I did. I inclined my head and smiled faintly. He smiled back, albeit tearfully. It’s strange to see Shazam smile, thin lips peeling back from sharp fangs, curving up into his cheeks. It always reminds me of something but it’s proved an elusive memory.

A volley of thuds hit the front door and I heard it splinter with a thunderous crash.

Shazam vanished, leaving me alone to face it.

I rolled my eyes at the half-stripped bloody skull on the island. “Coward,” I muttered as I closed my fingers on the hilt of my sword and began to pad stealthily down the long hallway toward the door.
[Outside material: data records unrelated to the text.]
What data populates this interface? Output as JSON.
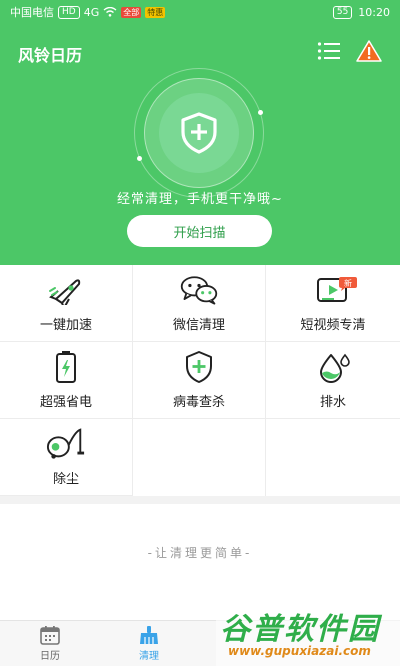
{
  "status": {
    "carrier": "中国电信",
    "hd": "HD",
    "signal": "4G",
    "battery": "55",
    "time": "10:20",
    "badge_red": "全部",
    "badge_yellow": "特惠"
  },
  "header": {
    "title": "风铃日历",
    "menu_icon": "menu-list-icon",
    "warning_icon": "warning-icon"
  },
  "hero": {
    "tagline": "经常清理，手机更干净哦~",
    "scan_button": "开始扫描",
    "shield_icon": "shield-plus-icon"
  },
  "features": [
    {
      "label": "一键加速",
      "icon": "rocket-icon"
    },
    {
      "label": "微信清理",
      "icon": "wechat-icon"
    },
    {
      "label": "短视频专清",
      "icon": "video-icon",
      "badge": "新"
    },
    {
      "label": "超强省电",
      "icon": "battery-icon"
    },
    {
      "label": "病毒查杀",
      "icon": "shield-plus-icon"
    },
    {
      "label": "排水",
      "icon": "water-drop-icon"
    },
    {
      "label": "除尘",
      "icon": "vacuum-icon"
    }
  ],
  "slogan": "-让清理更简单-",
  "tabs": [
    {
      "label": "日历",
      "icon": "calendar-icon",
      "active": false
    },
    {
      "label": "清理",
      "icon": "broom-icon",
      "active": true
    }
  ],
  "watermark": {
    "cn": "谷普软件园",
    "en": "www.gupuxiazai.com"
  },
  "colors": {
    "brand_green": "#4cc767",
    "active_tab": "#3aa3e8",
    "warning": "#f26b21"
  }
}
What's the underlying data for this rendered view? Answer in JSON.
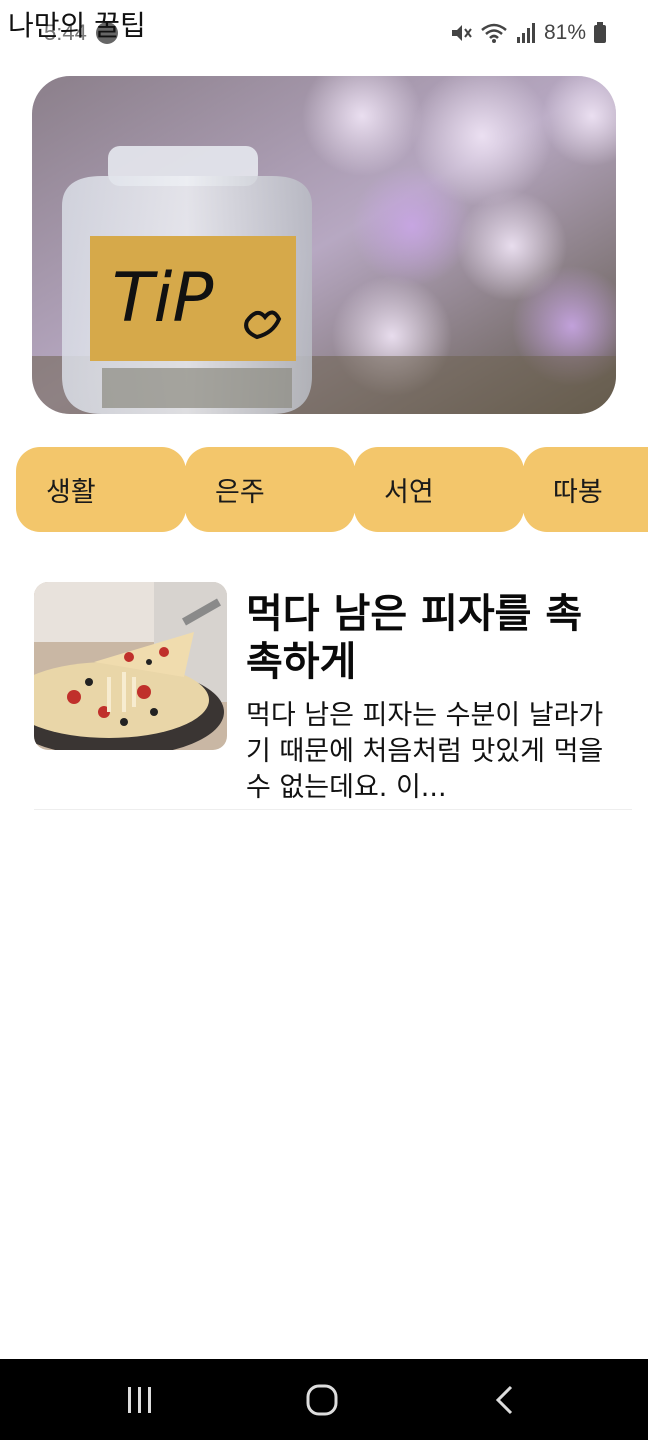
{
  "status_bar": {
    "time": "5:44",
    "battery": "81%",
    "icons": [
      "mute-icon",
      "wifi-icon",
      "signal-icon",
      "battery-icon"
    ]
  },
  "app": {
    "title": "나만의 꿀팁"
  },
  "hero": {
    "image": "tip-jar-image",
    "label_text": "TiP"
  },
  "categories": [
    {
      "label": "생활"
    },
    {
      "label": "은주"
    },
    {
      "label": "서연"
    },
    {
      "label": "따봉"
    }
  ],
  "tips": [
    {
      "title": "먹다 남은 피자를 촉촉하게",
      "body": "먹다 남은 피자는 수분이 날라가기 때문에 처음처럼 맛있게 먹을 수 없는데요. 이...",
      "image": "pizza-image"
    }
  ],
  "nav": {
    "recents": "recents-icon",
    "home": "home-icon",
    "back": "back-icon"
  },
  "colors": {
    "chip": "#f3c66b",
    "nav_bg": "#000000"
  }
}
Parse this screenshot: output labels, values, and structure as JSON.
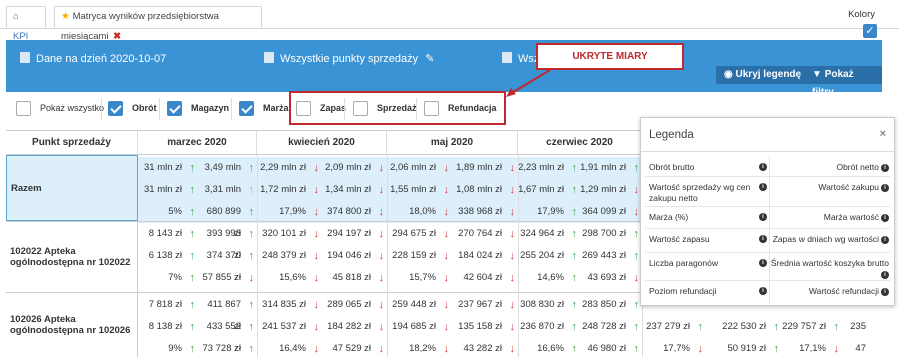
{
  "tabs": {
    "kpi_label": "KPI",
    "active_label": "Matryca wyników przedsiębiorstwa miesiącami"
  },
  "kolory": {
    "label": "Kolory"
  },
  "header": {
    "date": "Dane na dzień 2020-10-07",
    "stores": "Wszystkie punkty sprzedaży",
    "partial": "Wsz",
    "hide_legend": "Ukryj legendę",
    "show_filters": "Pokaż filtry"
  },
  "annotation": {
    "label": "UKRYTE MIARY"
  },
  "measures": {
    "show_all": "Pokaż wszystko",
    "items": [
      {
        "label": "Obrót",
        "checked": true
      },
      {
        "label": "Magazyn",
        "checked": true
      },
      {
        "label": "Marża",
        "checked": true
      },
      {
        "label": "Zapas",
        "checked": false
      },
      {
        "label": "Sprzedaż",
        "checked": false
      },
      {
        "label": "Refundacja",
        "checked": false
      }
    ]
  },
  "table": {
    "first_col": "Punkt sprzedaży",
    "months": [
      "marzec 2020",
      "kwiecień 2020",
      "maj 2020",
      "czerwiec 2020"
    ],
    "rows": [
      {
        "label": "Razem",
        "cells": [
          [
            "31 mln zł",
            "3,49 mln zł",
            "2,29 mln zł",
            "2,09 mln zł",
            "2,06 mln zł",
            "1,89 mln zł",
            "2,23 mln zł",
            "1,91 mln zł"
          ],
          [
            "31 mln zł",
            "3,31 mln zł",
            "1,72 mln zł",
            "1,34 mln zł",
            "1,55 mln zł",
            "1,08 mln zł",
            "1,67 mln zł",
            "1,29 mln zł"
          ],
          [
            "5%",
            "680 899 zł",
            "17,9%",
            "374 800 zł",
            "18,0%",
            "338 968 zł",
            "17,9%",
            "364 099 zł"
          ]
        ]
      },
      {
        "label": "102022 Apteka ogólnodostępna nr 102022",
        "cells": [
          [
            "8 143 zł",
            "393 993 zł",
            "320 101 zł",
            "294 197 zł",
            "294 675 zł",
            "270 764 zł",
            "324 964 zł",
            "298 700 zł"
          ],
          [
            "6 138 zł",
            "374 370 zł",
            "248 379 zł",
            "194 046 zł",
            "228 159 zł",
            "184 024 zł",
            "255 204 zł",
            "269 443 zł"
          ],
          [
            "7%",
            "57 855 zł",
            "15,6%",
            "45 818 zł",
            "15,7%",
            "42 604 zł",
            "14,6%",
            "43 693 zł"
          ]
        ]
      },
      {
        "label": "102026 Apteka ogólnodostępna nr 102026",
        "cells": [
          [
            "7 818 zł",
            "411 867 zł",
            "314 835 zł",
            "289 065 zł",
            "259 448 zł",
            "237 967 zł",
            "308 830 zł",
            "283 850 zł"
          ],
          [
            "8 138 zł",
            "433 552 zł",
            "241 537 zł",
            "184 282 zł",
            "194 685 zł",
            "135 158 zł",
            "236 870 zł",
            "248 728 zł"
          ],
          [
            "9%",
            "73 728 zł",
            "16,4%",
            "47 529 zł",
            "18,2%",
            "43 282 zł",
            "16,6%",
            "46 980 zł"
          ]
        ]
      }
    ],
    "extra": [
      "237 279 zł",
      "222 530 zł",
      "229 757 zł",
      "235",
      "17,7%",
      "50 919 zł",
      "17,1%",
      "47"
    ]
  },
  "legend": {
    "title": "Legenda",
    "close": "×",
    "rows": [
      [
        "Obrót brutto",
        "Obrót netto"
      ],
      [
        "Wartość sprzedaży wg cen zakupu netto",
        "Wartość zakupu"
      ],
      [
        "Marża (%)",
        "Marża wartość"
      ],
      [
        "Wartość zapasu",
        "Zapas w dniach wg wartości"
      ],
      [
        "Liczba paragonów",
        "Średnia wartość koszyka brutto"
      ],
      [
        "Poziom refundacji",
        "Wartość refundacji"
      ]
    ]
  },
  "colors": {
    "accent": "#3a93d4",
    "annotation": "#c0282d",
    "total_bg": "#dceffb"
  }
}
Demons dreaming, breathe in, breathe in, I’m coming back again

I’VE FACED MANY MONSTERS in my life, in Dublin and on countless worlds in the Silvers. I’ve battled on planets of endless night, and scorching desert worlds with multiple suns. I survived by detaching from everything I know, think, and feel and engaging fully in the fight. Some say I’ve done unspeakable things. I disagree. I’ve simply done things I don’t like to speak about and they wouldn’t like to hear.

I could hear it, down the hallway, around a corner, in the foyer near the guest bath (as if I ever had guests), but even without the labored panting of its breath that hitched infrequently on a chilling, snakelike rattle, or the ponderous impact against the floor of whatever appendages on which it prowled (from the sound, my intruder weighed a good four to five hundred pounds), I could feel it.

It had presence.

Massive, dark and hungry. Not Fae.

Staggering power. Familiar in some way, yet…not. I cocked my head and opened my senses, siphoning energy off that deep inner lake from which sidhe-seers draw power—those of us descended from the six ancient Irish Houses mutated eons ago by the addition of the Unseelie King’s blood—but the vast, dark expanse had nothing to offer me. No rune, ward, or gift of foresight to help me discern what lay ahead.

My hand itched relentlessly, as if allergic welts were sprouting beneath my skin. Gritting my teeth against the distraction, I began to pad forward again.

A grunt was followed by a long, guttural groan and a wet snuffle. There was a dull thump, as if my enemy had stumbled against the wall.